President Obama said Tuesday that despite Republican vows to block him, he will nominate a successor to Justice Antonin Scalia, who died suddenly on Saturday.
Obama spoke during a news conference after a summit with leaders from the Association of Southeast Asian Nations in Rancho Mirage, Calif., but the first questions from reporters were about filling the empty Supreme Court seat.
Obama offered his condolences to the Scalia family and called the judge a "giant" on the court before reiterating remarks from earlier this week, saying he intended to "do his job" as president and nominate a replacement.
"The Constitution is pretty clear about what is supposed happen.

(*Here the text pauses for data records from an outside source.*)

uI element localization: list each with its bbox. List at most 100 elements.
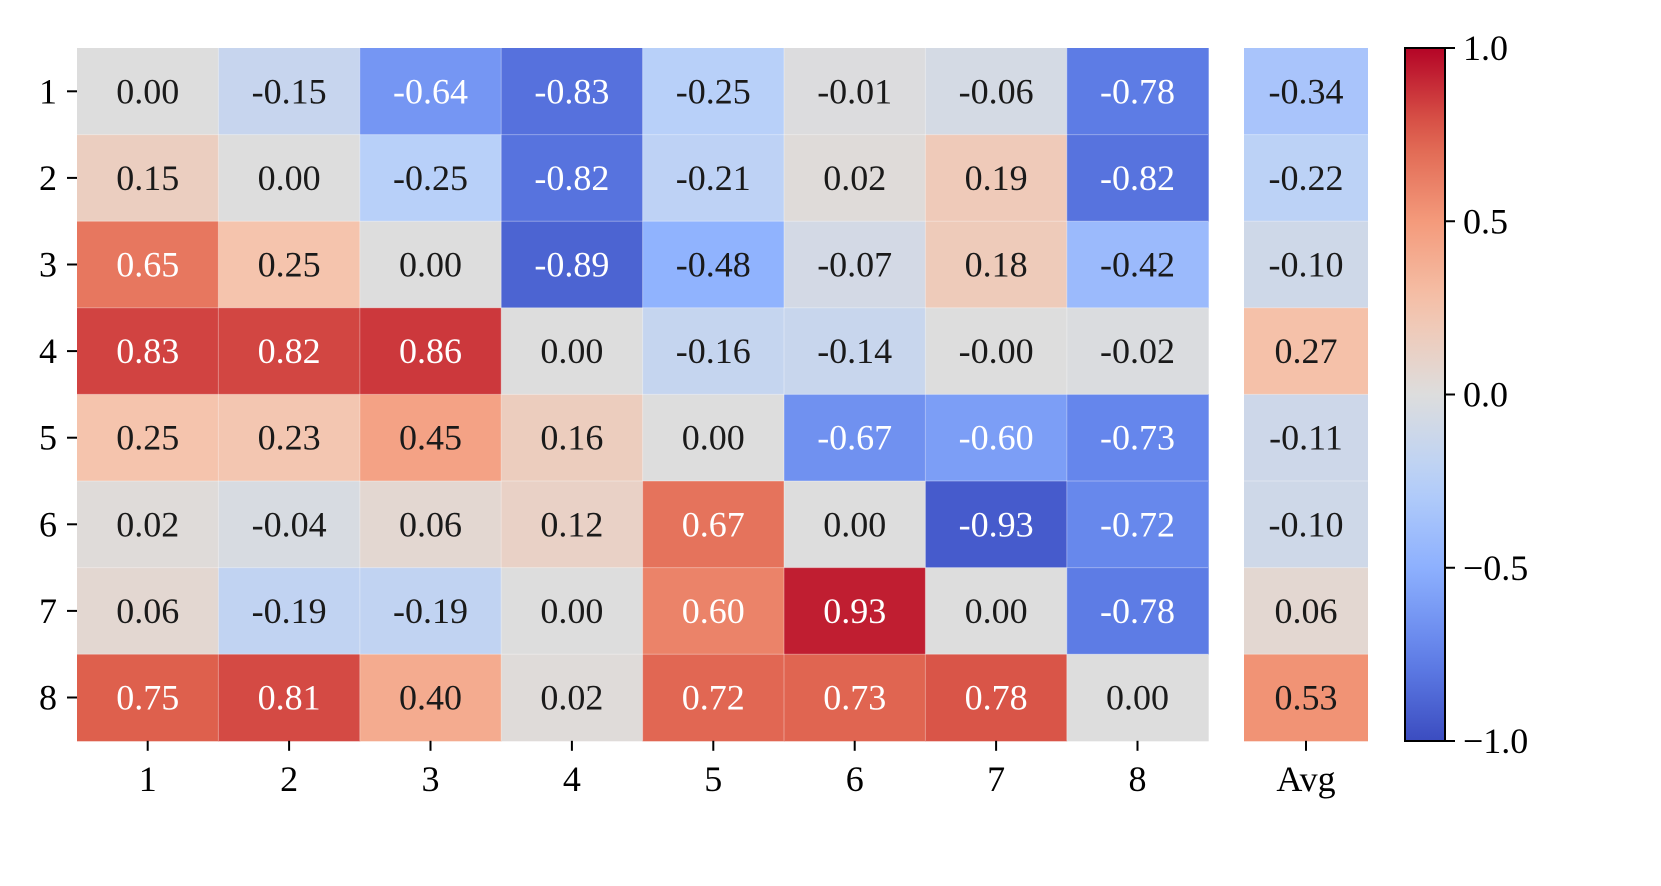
cell-value-label: 0.02	[116, 504, 179, 544]
avg-cell	[1244, 221, 1368, 309]
heatmap-cell	[77, 481, 219, 569]
cell-value-label: 0.06	[116, 591, 179, 631]
heatmap-cell	[359, 394, 502, 482]
heatmap-cell	[359, 481, 502, 569]
avg-cell	[1244, 481, 1368, 569]
cell-value-label: -0.25	[676, 71, 751, 111]
cell-value-label: -0.16	[676, 331, 751, 371]
cell-value-label: -0.07	[817, 245, 892, 285]
cell-value-label: 0.23	[258, 418, 321, 458]
heatmap-cell	[642, 48, 785, 136]
colorbar-gradient	[1404, 47, 1446, 742]
avg-value-label: 0.06	[1275, 591, 1338, 631]
y-tick-label: 1	[39, 71, 57, 111]
y-tick-label: 4	[39, 331, 57, 371]
colorbar-tick-label: −0.5	[1463, 548, 1528, 588]
heatmap-cell	[218, 481, 361, 569]
cell-value-label: 0.02	[540, 678, 603, 718]
cell-value-label: 0.93	[823, 591, 886, 631]
cell-value-label: -0.83	[534, 71, 609, 111]
heatmap-cell	[784, 394, 926, 482]
avg-cell	[1244, 307, 1368, 395]
heatmap-cell	[77, 307, 219, 395]
cell-value-label: -0.82	[534, 158, 609, 198]
y-tick-label: 5	[39, 418, 57, 458]
heatmap-cell	[1066, 481, 1209, 569]
avg-value-label: -0.10	[1269, 504, 1344, 544]
heatmap-cell	[784, 134, 926, 222]
heatmap-cell	[77, 48, 219, 136]
heatmap-cell	[642, 307, 785, 395]
cell-value-label: 0.19	[965, 158, 1028, 198]
heatmap-cell	[218, 48, 361, 136]
heatmap-cell	[784, 221, 926, 309]
avg-cell	[1244, 654, 1368, 742]
x-tick-label: 8	[1129, 759, 1147, 799]
heatmap-cell	[77, 394, 219, 482]
cell-value-label: -0.21	[676, 158, 751, 198]
cell-value-label: -0.15	[252, 71, 327, 111]
cell-value-label: -0.01	[817, 71, 892, 111]
heatmap-cell	[501, 134, 644, 222]
cell-value-label: -0.04	[252, 504, 327, 544]
heatmap-cell	[501, 654, 644, 742]
heatmap-cell	[1066, 654, 1209, 742]
cell-value-label: 0.86	[399, 331, 462, 371]
cell-value-label: -0.72	[1100, 504, 1175, 544]
cell-value-label: 0.00	[1106, 678, 1169, 718]
heatmap-cell	[359, 221, 502, 309]
avg-value-label: 0.53	[1275, 678, 1338, 718]
heatmap-cell	[784, 481, 926, 569]
cell-value-label: 0.00	[540, 591, 603, 631]
y-tick-label: 3	[39, 245, 57, 285]
cell-value-label: 0.78	[965, 678, 1028, 718]
heatmap-cell	[925, 48, 1068, 136]
avg-cell	[1244, 134, 1368, 222]
cell-value-label: -0.60	[959, 418, 1034, 458]
y-tick-label: 6	[39, 504, 57, 544]
heatmap-cell	[218, 394, 361, 482]
cell-value-label: 0.83	[116, 331, 179, 371]
avg-tick-label: Avg	[1276, 759, 1335, 799]
colorbar-tick-label: 0.0	[1463, 375, 1508, 415]
heatmap-cell	[501, 221, 644, 309]
heatmap-cell	[501, 48, 644, 136]
cell-value-label: 0.00	[258, 158, 321, 198]
heatmap-cell	[501, 481, 644, 569]
heatmap-cell	[925, 221, 1068, 309]
cell-value-label: -0.19	[252, 591, 327, 631]
avg-cell	[1244, 567, 1368, 655]
x-tick-label: 3	[422, 759, 440, 799]
avg-value-label: -0.34	[1269, 71, 1344, 111]
heatmap-cell	[925, 481, 1068, 569]
cell-value-label: 0.00	[965, 591, 1028, 631]
cell-value-label: 0.82	[258, 331, 321, 371]
cell-value-label: 0.73	[823, 678, 886, 718]
cell-value-label: 0.00	[682, 418, 745, 458]
heatmap-cell	[1066, 134, 1209, 222]
cell-value-label: 0.15	[116, 158, 179, 198]
cell-value-label: 0.12	[540, 504, 603, 544]
cell-value-label: -0.25	[393, 158, 468, 198]
heatmap-cell	[218, 567, 361, 655]
heatmap-cell	[784, 567, 926, 655]
colorbar-tick-label: −1.0	[1463, 721, 1528, 761]
cell-value-label: -0.42	[1100, 245, 1175, 285]
heatmap-cell	[359, 134, 502, 222]
heatmap-cell	[359, 48, 502, 136]
heatmap-cell	[359, 654, 502, 742]
cell-value-label: 0.06	[399, 504, 462, 544]
x-tick-label: 1	[139, 759, 157, 799]
heatmap-cell	[501, 307, 644, 395]
heatmap-cell	[925, 307, 1068, 395]
heatmap-cell	[925, 394, 1068, 482]
cell-value-label: -0.73	[1100, 418, 1175, 458]
heatmap-cell	[925, 654, 1068, 742]
heatmap-cell	[501, 567, 644, 655]
cell-value-label: 0.40	[399, 678, 462, 718]
heatmap-cell	[218, 134, 361, 222]
cell-value-label: -0.89	[534, 245, 609, 285]
heatmap-cell	[784, 654, 926, 742]
colorbar-tick-label: 0.5	[1463, 201, 1508, 241]
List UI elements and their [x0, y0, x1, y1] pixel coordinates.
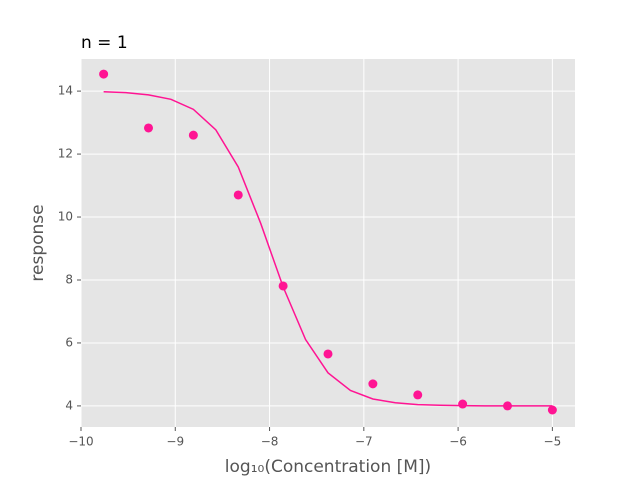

When there is a vacancy on the Supreme Court, the president is supposed to nominate someone, the Senate is to consider that nomination and either they disapprove of that nominee or that nominee is elevated to the Supreme Court," he said. "Historically, this has not been viewed as a question."
Obama characterized the rhetoric from Republicans — Senate Majority Leader Mitch McConnell called for the next president to nominate the replacement and others have said they would refuse to hold a hearing to consider any Obama nomination — as "a measure of how, unfortunately, the venom and rancor in Washington has prevented us from getting basic work done."
"This would be a good moment for us to rise above that," Obama said.
Obama was also asked about Justice Samuel Alito's contentious confirmation in 2006. The questioner noted Alito was nominated by President George W. Bush and during the Senate review process, Democrats, including then-Sen. Obama, filibustered to block a vote.
"How judicial nominations have evolved over time is not historically the fault of any single party," Obama said. "This has become just one more extension of politics."